DÉMATÉRIALISATION ET MODULES COMPLÉMENTAIRES SUR APPEL :L’ARCOP consolide l’architecture avant la généralisation

DÉMATÉRIALISATION ET MODULES COMPLÉMENTAIRES SUR APPEL :L’ARCOP consolide l’architecture avant la généralisation

Réuni autour du Directeur général de l’ARCOP, le comité de pilotage de la phase pilote a passé en revue un dispositif complémentaire devant permettre d’aboutir à une dématérialisation intégrale, couvrant l’ensemble du cycle de passation des marchés publics, depuis la publication du plan de passation des marchés (PPM) jusqu’à l’attribution définitive. « Il ne serait ni cohérent ni pertinent d’engager une généralisation si l’Administration ne peut pas dérouler la procédure de bout en bout sur la plateforme APPEL (achats publics en procédures électroniques) », a souligné le Dr Moustapha DJITTÉ.

La rencontre a permis de faire le point sur l’intégration prochaine de plusieurs modules.
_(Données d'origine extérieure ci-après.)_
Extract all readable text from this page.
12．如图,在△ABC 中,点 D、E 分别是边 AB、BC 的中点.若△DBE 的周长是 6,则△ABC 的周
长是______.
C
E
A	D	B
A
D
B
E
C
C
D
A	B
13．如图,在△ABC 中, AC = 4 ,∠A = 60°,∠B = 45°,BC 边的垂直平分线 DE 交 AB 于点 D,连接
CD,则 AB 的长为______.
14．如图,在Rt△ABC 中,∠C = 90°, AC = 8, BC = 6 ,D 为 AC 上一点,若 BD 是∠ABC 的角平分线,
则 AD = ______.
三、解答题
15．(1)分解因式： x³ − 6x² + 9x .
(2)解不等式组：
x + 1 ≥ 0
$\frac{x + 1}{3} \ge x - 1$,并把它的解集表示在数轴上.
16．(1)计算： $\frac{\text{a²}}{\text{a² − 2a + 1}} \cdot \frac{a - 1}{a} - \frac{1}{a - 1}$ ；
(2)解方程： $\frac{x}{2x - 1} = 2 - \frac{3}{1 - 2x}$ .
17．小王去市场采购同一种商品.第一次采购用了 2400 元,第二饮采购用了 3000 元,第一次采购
Parmi eux figurent l’évaluation des offres, les procédures dérogatoires, notamment l’entente directe, ainsi que les procédures relatives aux prestations intellectuelles, qui obéissent à un régime spécifique dans le Code des marchés publics. À l’heure actuelle, certaines de ces procédures ne sont pas encore intégrées dans l’environnement numérique. Leur prise en charge vise à éviter toute rupture dans le processus. « Faire une partie de la procédure sur la plateforme et revenir ensuite au schéma traditionnel ne répond pas à notre vision », a insisté le Directeur général, réaffirmant l’option d’une dématérialisation complète plutôt que partielle.

Initialement prévue d’octobre 2025 à janvier 2026, la phase pilote devrait être légèrement prolongée afin de permettre à la task-force technique de finaliser les développements complémentaires. L’objectif est de consolider l’architecture de la plateforme avant toute généralisation à grande échelle.

Autre point majeur évoqué, l’introduction de fonctionnalités intégrant l’intelligence artificielle (IA) pour accompagner le processus d’évaluation. Le patron de l’ARCOP a tenu à lever toute équivoque : il ne s’agit pas de confier l’évaluation des marchés publics à l’IA, mais d’utiliser cet outil comme un appui technique destiné à renforcer l’efficacité et la fiabilité du traitement des dossiers. « L’intelligence artificielle viendra accompagner l’œuvre d’évaluation, mais elle ne se substituera ni aux commissions ni aux exigences réglementaires », a-t-il précisé.

En plus des développements techniques, les discussions ont porté sur l’ancrage juridique de la plateforme. L’ARCOP a fait le choix de s’en tenir strictement aux prescriptions légales et réglementaires, sans chercher à reproduire des pratiques individuelles propres à chaque administration. « Nous avons décidé de rester sur les fondamentaux qui cadrent avec la réglementation. C’est sur ce consensus que reposera la plateforme », a expliqué le Dr DJITTÉ.

La gestion des contentieux, notamment les recours gracieux et la saisine du Comité de Règlement des Différends (CRD), fera également l’objet d’un module dédié. Un chantier jugé essentiel pour garantir la transparence et la traçabilité des décisions.

Présentée comme un outil évolutif, la plateforme ne se veut pas figée. Les modules déjà opérationnels seront ajustés à l’épreuve de la pratique. L’ARCOP s’inscrit dans une logique d’amélioration continue, afin d’offrir aux administrations un environnement numérique stable, sécurisé et adapté aux réalités du terrain.

La généralisation de la plateforme se profile. Mais l’outil doit être d’abord pleinement opérationnel, juridiquement solide et techniquement abouti. Une exigence qui, aux yeux des responsables de l’ARCOP, constitue le socle d’une modernisation réussie de la commande publique.